Date Published: December 22, 2009
Publisher: Public Library of Science
Author(s): Sam Luboga, Sarah B. Macfarlane, Johan von Schreeb, Margaret E. Kruk, Meena N. Cherian, Staffan Bergström, Paul B. M. Bossyns, Ernest Denerville, Delanyo Dovlo, Moses Galukande, Renee Y. Hsia, Sudha P. Jayaraman, Lindsey A. Lubbock, Charles Mock, Doruk Ozgediz, Patrick Sekimpi, Andreas Wladis, Ahmed Zakariah, Naméoua Babadi Dade, Peter Donkor, Jane Kabutu Gatumbu, Patrick Hoekman, Carel B. IJsselmuiden, Dean T. Jamison, Nasreen Jessani, Peter Jiskoot, Ignatius Kakande, Jacqueline R. Mabweijano, Naboth Mbembati, Colin McCord, Cephas Mijumbi, Helder de Miranda, Charles A. Mkony, Pascoal Mocumbi, Jean Bosco Ndihokubwayo, Pierre Ngueumachi, Gebreamlak Ogbaselassie, Evariste Lodi Okitombahe, Cheikh Tidiane Toure, Fernando Vaz, Charlotte M. Zikusooka, Haile T. Debas
Abstract: In this Policy Forum, the Bellagio Essential Surgery Group, which was formed to advocate for increased access to surgery in Africa, recommends four priority areas for national and international agencies to target in order to address the surgical burden of disease in sub-Saharan Africa.
Partial Text: In sub-Saharan Africa, only 46% of births are attended by skilled personnel, compared to 96% in Europe (according to data for the African Region of the World Health Organization [WHO] from 2000 to 2008 ). In 2005, slightly over one quarter of a million women died from complications of childbirth ; most of these deaths could have been avoided by providing women with access to basic obstetric care and obstetric surgical care. On average, across sub-Saharan Africa, a population of 10,000 is served by two doctors and 11 nursing and midwifery personnel, compared to 32 and 79 respectively serving the same number of people in Europe (WHO data 2000–2007 ). A child born in sub-Saharan Africa in 2007 could expect to live only 52 years, which is 22 years less than its European counterpart . Such starkly contrasting figures drive national and international efforts to build health system capacity to save lives and increase life expectancies in Africa. We argue that these efforts should include surgical capacity, a neglected component of a functioning health system.
Surgical care is usually concentrated in overloaded specialist referral hospitals that are inaccessible to patients who are unable or unwilling to travel. Those patients who do reach a health facility often arrive at a relatively advanced state of disease when the curative window may have passed. For example, 77% of patients with breast cancer evaluated in a tertiary Ugandan health facility presented in advanced stage compared with a much smaller fraction in high-income countries .
Injury, including road traffic injuries, accounts for nearly 10% of all DALYs lost in sub-Saharan Africa , and it is predicted that injury will contribute 20% of the global burden of disease by 2020 . Experience in high-income countries has shown that improving the organization and planning for trauma care can consistently decrease deaths among all treated trauma patients by 15%–20%, and trauma systems have decreased 50% of medically preventable deaths . Yet there is little support for African countries to improve their trauma care systems.
There are not enough health workers trained to provide adequate surgical services in specialist or district hospitals.

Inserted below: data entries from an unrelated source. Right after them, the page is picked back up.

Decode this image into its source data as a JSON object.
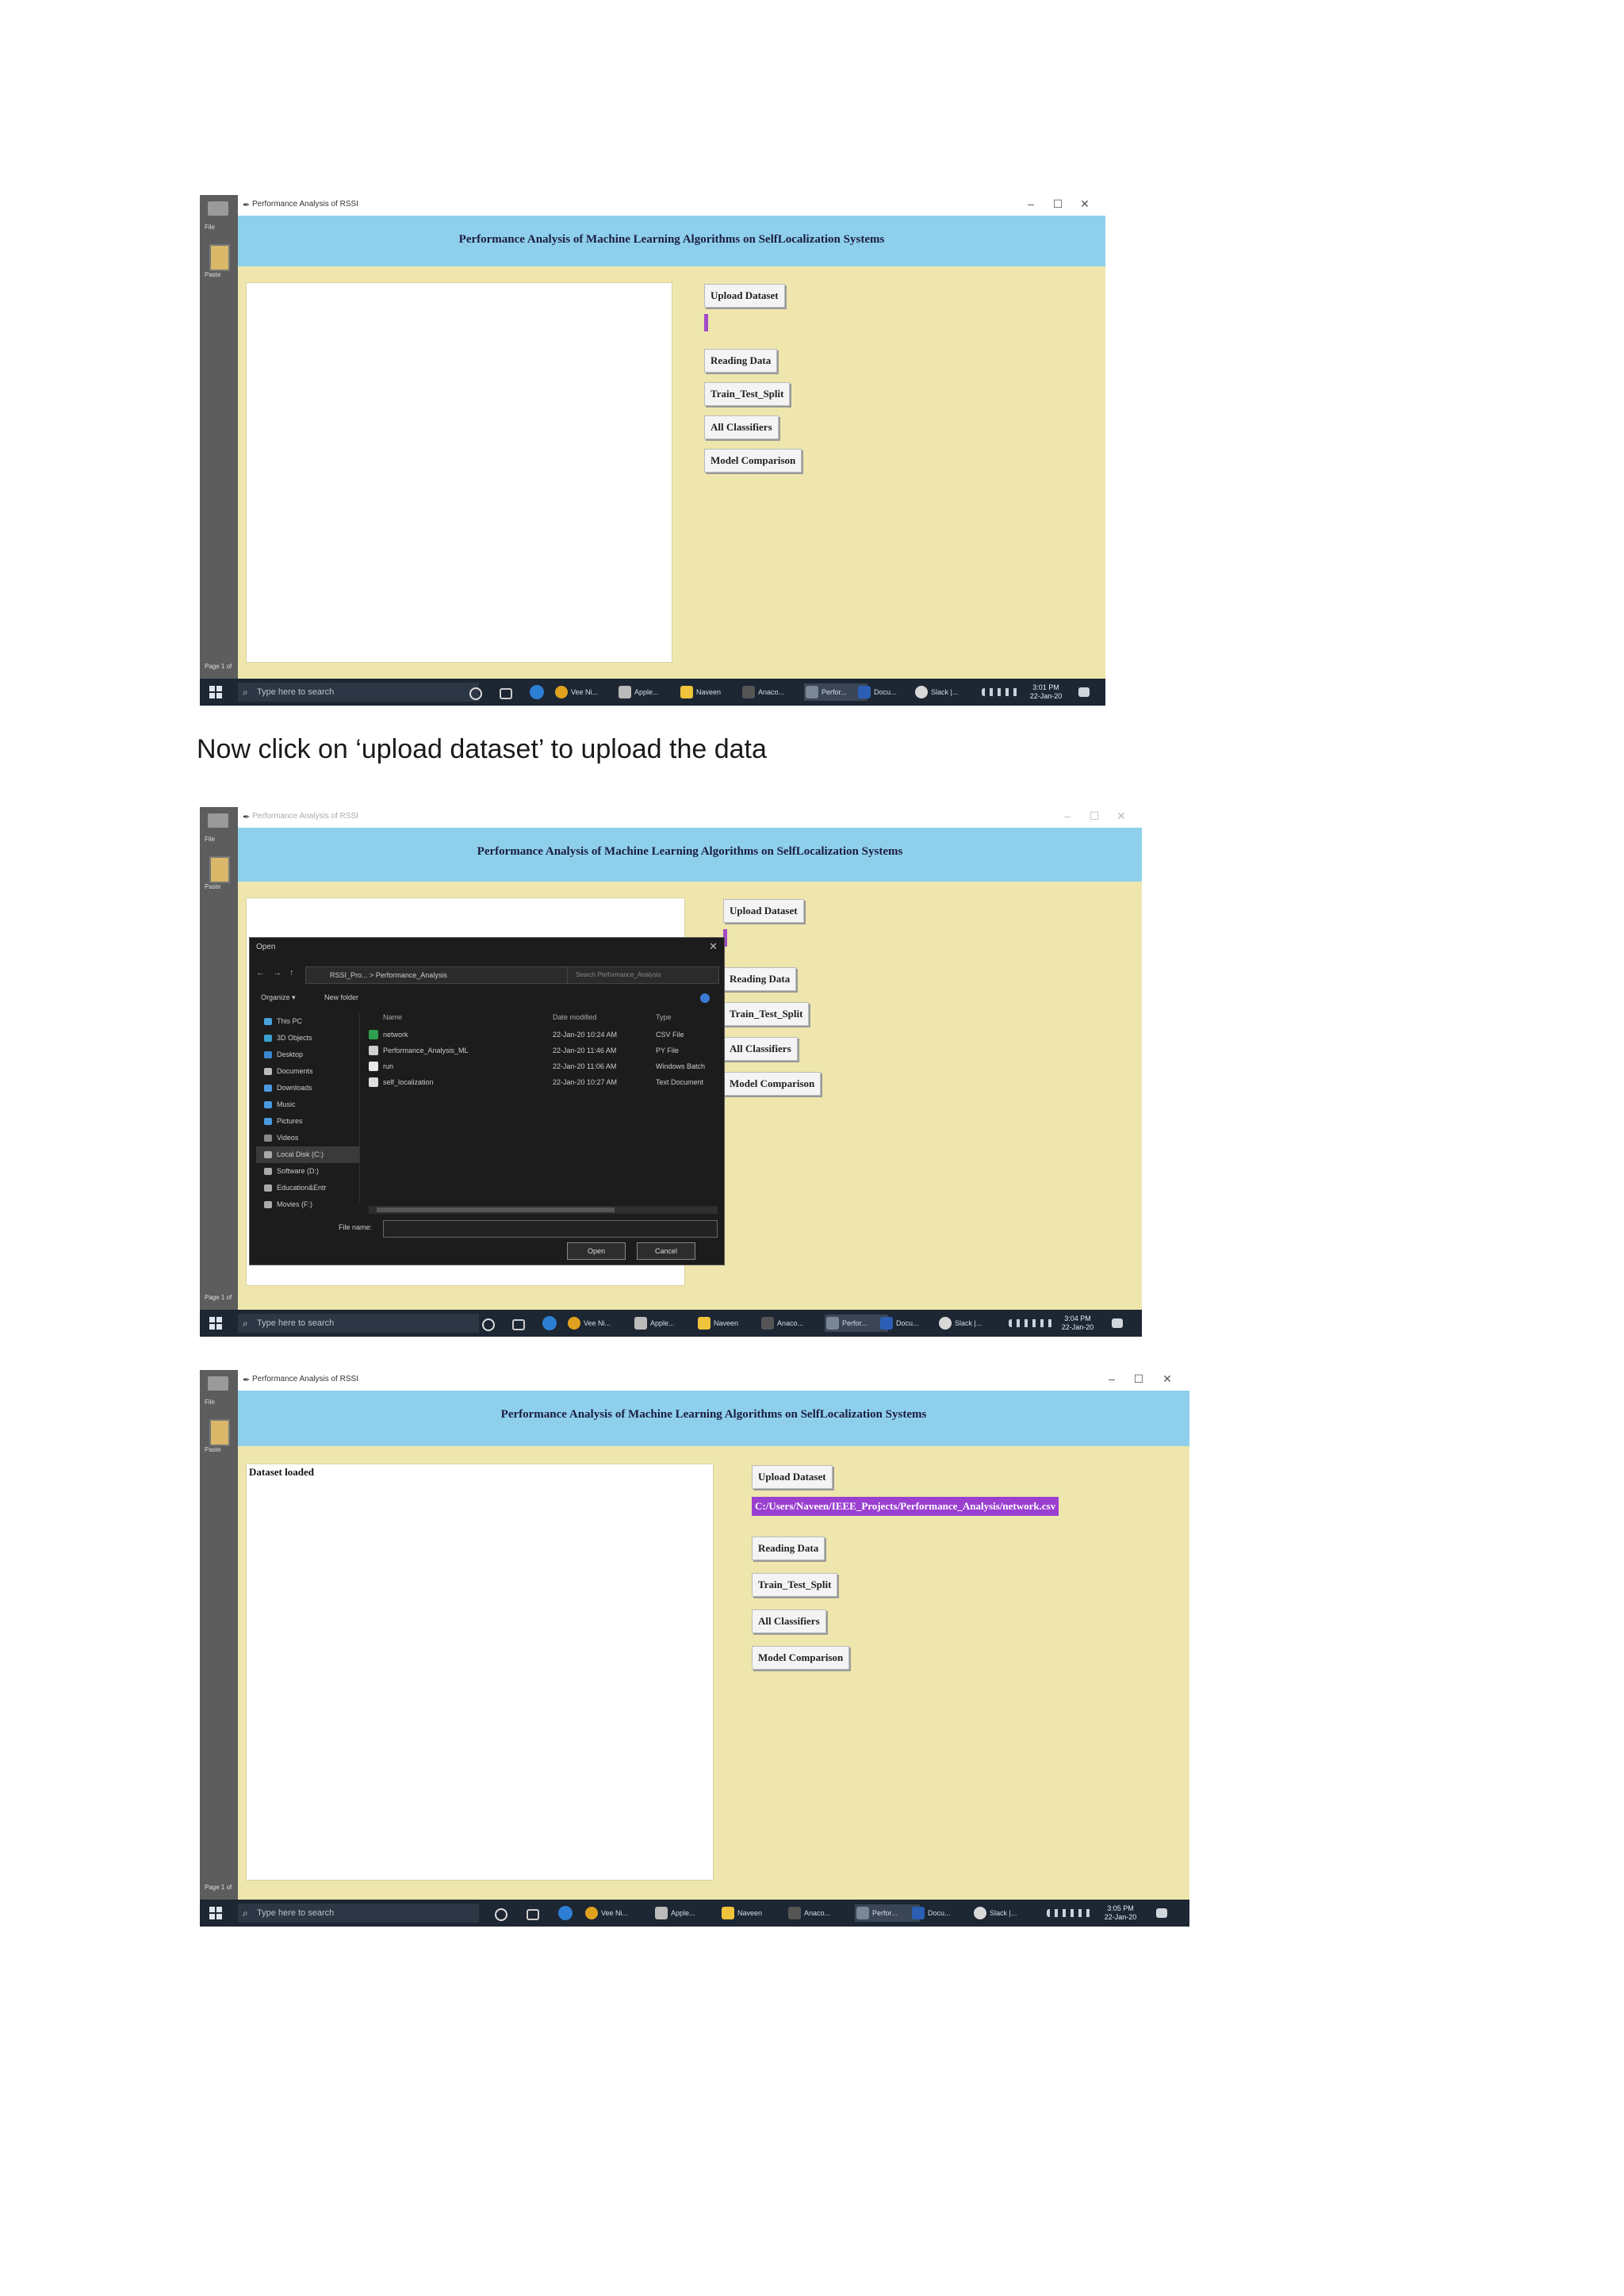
{
  "app": {
    "window_title": "Performance Analysis of RSSI",
    "heading": "Performance Analysis of Machine Learning Algorithms on SelfLocalization Systems",
    "buttons": {
      "upload": "Upload Dataset",
      "reading": "Reading Data",
      "split": "Train_Test_Split",
      "classifiers": "All Classifiers",
      "comparison": "Model Comparison"
    },
    "status_loaded": "Dataset loaded",
    "dataset_path": "C:/Users/Naveen/IEEE_Projects/Performance_Analysis/network.csv",
    "colors": {
      "banner": "#8ed0ec",
      "body": "#eee6ad",
      "path_highlight": "#9a3fd0"
    }
  },
  "word": {
    "file_label": "File",
    "paste_label": "Paste",
    "page_label": "Page 1 of"
  },
  "caption": "Now click on ‘upload dataset’ to upload the data",
  "taskbar": {
    "search_placeholder": "Type here to search",
    "apps": [
      "Vee Ni...",
      "Apple...",
      "Naveen",
      "Anaco...",
      "Perfor...",
      "Docu...",
      "Slack |..."
    ],
    "clock1": {
      "time": "3:01 PM",
      "date": "22-Jan-20"
    },
    "clock2": {
      "time": "3:04 PM",
      "date": "22-Jan-20"
    },
    "clock3": {
      "time": "3:05 PM",
      "date": "22-Jan-20"
    }
  },
  "dialog": {
    "title": "Open",
    "address": "RSSI_Pro... > Performance_Analysis",
    "search_placeholder": "Search Performance_Analysis",
    "organize": "Organize ▾",
    "new_folder": "New folder",
    "sidebar": [
      "This PC",
      "3D Objects",
      "Desktop",
      "Documents",
      "Downloads",
      "Music",
      "Pictures",
      "Videos",
      "Local Disk (C:)",
      "Software (D:)",
      "Education&Entr",
      "Movies (F:)"
    ],
    "columns": {
      "name": "Name",
      "date": "Date modified",
      "type": "Type"
    },
    "files": [
      {
        "name": "network",
        "date": "22-Jan-20 10:24 AM",
        "type": "CSV File"
      },
      {
        "name": "Performance_Analysis_ML",
        "date": "22-Jan-20 11:46 AM",
        "type": "PY File"
      },
      {
        "name": "run",
        "date": "22-Jan-20 11:06 AM",
        "type": "Windows Batch"
      },
      {
        "name": "self_localization",
        "date": "22-Jan-20 10:27 AM",
        "type": "Text Document"
      }
    ],
    "filename_label": "File name:",
    "open": "Open",
    "cancel": "Cancel"
  }
}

This situation reflects both the critical shortage of health workers throughout sub-Saharan Africa , and a lack of surgical specialists. Although some surgical procedures require highly skilled staff, a specialist surgeon is not required to perform many of the procedures described by Debas et al. . An audit of eight district hospitals in Zambia, for example, concluded that nonsurgeons could have been trained to provide 86% of all operations performed . The reality, in any case, is that the operations are not being performed by surgeons; in Uganda, Ozgediz recorded 3,621 operations (53% obstetric) at four district hospitals in a year, but noted that there was only one obstetric surgeon in one of the hospitals and no surgeons at the other three .

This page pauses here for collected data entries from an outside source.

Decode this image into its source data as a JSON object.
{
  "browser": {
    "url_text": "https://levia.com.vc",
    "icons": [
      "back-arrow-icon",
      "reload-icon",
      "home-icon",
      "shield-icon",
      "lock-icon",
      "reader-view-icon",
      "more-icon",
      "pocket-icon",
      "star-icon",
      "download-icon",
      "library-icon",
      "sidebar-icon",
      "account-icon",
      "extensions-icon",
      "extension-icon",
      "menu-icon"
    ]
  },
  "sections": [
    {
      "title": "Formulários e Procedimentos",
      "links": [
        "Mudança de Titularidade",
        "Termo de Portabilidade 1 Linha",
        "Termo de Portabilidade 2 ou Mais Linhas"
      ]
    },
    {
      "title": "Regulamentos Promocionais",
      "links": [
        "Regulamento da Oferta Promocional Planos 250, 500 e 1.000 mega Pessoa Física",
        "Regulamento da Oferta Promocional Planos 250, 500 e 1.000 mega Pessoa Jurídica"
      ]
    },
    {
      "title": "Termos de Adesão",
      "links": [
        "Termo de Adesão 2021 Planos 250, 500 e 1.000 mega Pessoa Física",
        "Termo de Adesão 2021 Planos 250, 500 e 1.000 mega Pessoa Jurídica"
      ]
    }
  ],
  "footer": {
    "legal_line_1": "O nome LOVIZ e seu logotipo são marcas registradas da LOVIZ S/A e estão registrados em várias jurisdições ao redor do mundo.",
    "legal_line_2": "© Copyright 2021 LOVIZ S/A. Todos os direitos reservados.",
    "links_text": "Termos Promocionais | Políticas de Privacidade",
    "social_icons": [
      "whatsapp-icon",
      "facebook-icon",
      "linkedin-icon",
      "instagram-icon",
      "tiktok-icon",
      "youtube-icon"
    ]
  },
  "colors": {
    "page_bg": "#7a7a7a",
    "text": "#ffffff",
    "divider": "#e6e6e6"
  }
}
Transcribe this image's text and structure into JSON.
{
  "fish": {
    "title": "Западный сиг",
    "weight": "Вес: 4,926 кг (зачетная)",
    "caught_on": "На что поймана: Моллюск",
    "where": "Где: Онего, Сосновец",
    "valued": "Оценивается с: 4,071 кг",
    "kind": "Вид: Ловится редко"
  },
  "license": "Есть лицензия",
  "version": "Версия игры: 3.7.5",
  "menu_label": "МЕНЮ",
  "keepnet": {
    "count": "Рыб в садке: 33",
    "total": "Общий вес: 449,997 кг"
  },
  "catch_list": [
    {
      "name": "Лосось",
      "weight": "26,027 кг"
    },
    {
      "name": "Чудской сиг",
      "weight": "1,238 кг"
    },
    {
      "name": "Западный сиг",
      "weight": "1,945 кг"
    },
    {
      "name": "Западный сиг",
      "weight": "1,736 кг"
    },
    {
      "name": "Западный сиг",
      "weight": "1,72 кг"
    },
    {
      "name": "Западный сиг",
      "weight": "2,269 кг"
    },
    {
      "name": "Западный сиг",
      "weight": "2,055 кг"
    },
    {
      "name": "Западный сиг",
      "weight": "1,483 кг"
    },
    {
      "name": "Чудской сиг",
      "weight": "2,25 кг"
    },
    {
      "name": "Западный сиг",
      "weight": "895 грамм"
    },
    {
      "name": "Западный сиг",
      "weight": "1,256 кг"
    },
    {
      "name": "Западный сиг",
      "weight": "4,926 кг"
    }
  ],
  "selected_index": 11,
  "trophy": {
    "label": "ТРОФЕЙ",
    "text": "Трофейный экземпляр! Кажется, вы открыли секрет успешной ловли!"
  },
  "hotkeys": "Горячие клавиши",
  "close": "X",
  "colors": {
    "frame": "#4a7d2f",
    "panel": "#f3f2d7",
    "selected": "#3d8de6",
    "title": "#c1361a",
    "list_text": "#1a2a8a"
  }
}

There is little evidence to answer basic questions about the prevalence and incidence of surgical conditions and the provision of surgical interventions in sub-Saharan Africa. For example, the global burden of surgical disease as estimated by Debas et al. is, at best, a rough estimate. Weiser et al., in calculating the global volume of surgery, found data on surgical volume for only 20% of African countries compared to 54% of European countries .

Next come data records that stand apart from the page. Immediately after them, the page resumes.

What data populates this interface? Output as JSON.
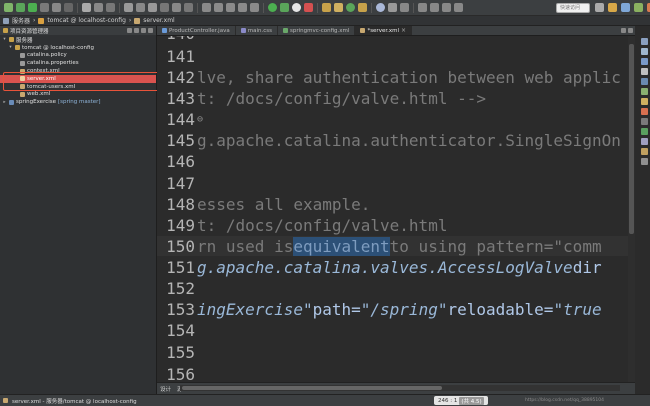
{
  "toolbar": {
    "quick_access_placeholder": "快速访问"
  },
  "breadcrumb": {
    "items": [
      "服务器",
      "tomcat @ localhost-config",
      "server.xml"
    ]
  },
  "left_panel": {
    "title": "项目资源管理器",
    "tree": [
      {
        "label": "服务器",
        "level": 0,
        "twisty": "▾"
      },
      {
        "label": "tomcat @ localhost-config",
        "level": 1,
        "twisty": "▾"
      },
      {
        "label": "catalina.policy",
        "level": 2,
        "twisty": ""
      },
      {
        "label": "catalina.properties",
        "level": 2,
        "twisty": ""
      },
      {
        "label": "context.xml",
        "level": 2,
        "twisty": ""
      },
      {
        "label": "server.xml",
        "level": 2,
        "twisty": "",
        "selected": true
      },
      {
        "label": "tomcat-users.xml",
        "level": 2,
        "twisty": ""
      },
      {
        "label": "web.xml",
        "level": 2,
        "twisty": ""
      },
      {
        "label": "springExercise",
        "git": "[spring master]",
        "level": 0,
        "twisty": "▸"
      }
    ]
  },
  "editor_tabs": [
    {
      "label": "ProductController.java",
      "active": false
    },
    {
      "label": "main.css",
      "active": false
    },
    {
      "label": "springmvc-config.xml",
      "active": false
    },
    {
      "label": "*server.xml",
      "active": true
    }
  ],
  "code_lines": [
    {
      "num": "140",
      "text": ""
    },
    {
      "num": "141",
      "text": ""
    },
    {
      "num": "142",
      "text": "lve, share authentication between web applic"
    },
    {
      "num": "143",
      "text": "t: /docs/config/valve.html -->"
    },
    {
      "num": "144",
      "text": ""
    },
    {
      "num": "145",
      "text": "g.apache.catalina.authenticator.SingleSignOn"
    },
    {
      "num": "146",
      "text": ""
    },
    {
      "num": "147",
      "text": ""
    },
    {
      "num": "148",
      "text": "esses all example."
    },
    {
      "num": "149",
      "text": "t: /docs/config/valve.html"
    },
    {
      "num": "150",
      "pre": "rn used is ",
      "sel": "equivalent",
      "post": " to using pattern=\"comm"
    },
    {
      "num": "151",
      "cls": "g.apache.catalina.valves.AccessLogValve",
      "post": " dir"
    },
    {
      "num": "152",
      "text": ""
    },
    {
      "num": "153",
      "v1": "ingExercise\"",
      "a1": " path=",
      "v2": "\"/spring\"",
      "a2": " reloadable=",
      "v3": "\"true"
    },
    {
      "num": "154",
      "text": ""
    },
    {
      "num": "155",
      "text": ""
    },
    {
      "num": "156",
      "text": ""
    }
  ],
  "design_bar": {
    "labels": [
      "设计",
      "源"
    ]
  },
  "status": {
    "left": "server.xml - 服务器/tomcat @ localhost-config",
    "position": "246 : 1",
    "position_extra": "(共 4.5)",
    "url": "https://blog.csdn.net/qq_38895104"
  },
  "colors": {
    "selection": "#2c5077",
    "highlight_box": "#e8533a",
    "selected_row": "#d9534f"
  }
}
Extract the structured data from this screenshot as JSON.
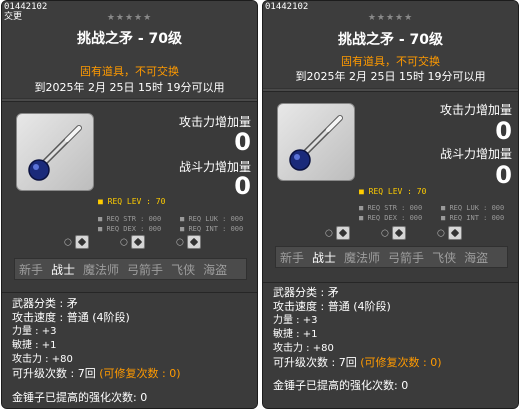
{
  "cards": [
    {
      "item_id": "01442102",
      "item_id_sub": "交更",
      "stars": "★★★★★",
      "title": "挑战之矛 - 70级",
      "tradeable": "固有道具，不可交换",
      "expiry": "到2025年 2月 25日 15时 19分可以用",
      "attack_increase_label": "攻击力增加量",
      "attack_increase_value": "0",
      "power_increase_label": "战斗力增加量",
      "power_increase_value": "0",
      "req_lev": "REQ LEV :  70",
      "req_str": "REQ STR : 000",
      "req_luk": "REQ LUK : 000",
      "req_dex": "REQ DEX : 000",
      "req_int": "REQ INT : 000",
      "jobs": [
        "新手",
        "战士",
        "魔法师",
        "弓箭手",
        "飞侠",
        "海盗"
      ],
      "active_job": "战士",
      "weapon_type": "武器分类 :  矛",
      "attack_speed": "攻击速度 :  普通 (4阶段)",
      "str": "力量 :  +3",
      "dex": "敏捷 :  +1",
      "attack": "攻击力 :  +80",
      "upgrades": "可升级次数 :  7回",
      "repair": "(可修复次数 :  0)",
      "hammer": "金锤子已提高的强化次数: 0"
    },
    {
      "item_id": "01442102",
      "stars": "★★★★★",
      "title": "挑战之矛 - 70级",
      "tradeable": "固有道具，不可交换",
      "expiry": "到2025年 2月 25日 15时 19分可以用",
      "attack_increase_label": "攻击力增加量",
      "attack_increase_value": "0",
      "power_increase_label": "战斗力增加量",
      "power_increase_value": "0",
      "req_lev": "REQ LEV :  70",
      "req_str": "REQ STR : 000",
      "req_luk": "REQ LUK : 000",
      "req_dex": "REQ DEX : 000",
      "req_int": "REQ INT : 000",
      "jobs": [
        "新手",
        "战士",
        "魔法师",
        "弓箭手",
        "飞侠",
        "海盗"
      ],
      "active_job": "战士",
      "weapon_type": "武器分类 :  矛",
      "attack_speed": "攻击速度 :  普通 (4阶段)",
      "str": "力量 :  +3",
      "dex": "敏捷 :  +1",
      "attack": "攻击力 :  +80",
      "upgrades": "可升级次数 :  7回",
      "repair": "(可修复次数 :  0)",
      "hammer": "金锤子已提高的强化次数: 0"
    }
  ],
  "colors": {
    "panel": "#4a4a4a",
    "accent_orange": "#ff9a00",
    "req_yellow": "#ffcc00",
    "muted_text": "#9d9d9d"
  },
  "icons": {
    "item": "spear-orb-icon",
    "element_icons": [
      "fire-icon",
      "ice-icon",
      "lightning-icon"
    ]
  }
}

The BESG was formed in order to stimulate national and international efforts to improve access to surgical services in sub-Saharan Africa. Our recommendations are consistent with other recent calls to include surgery in the global health agenda ,,,. We are not proposing a new vertical initiative; rather, we advocate for the integration of surgical care into ongoing programs. Surgical services can be mainstreamed into health systems through ongoing international and national initiatives.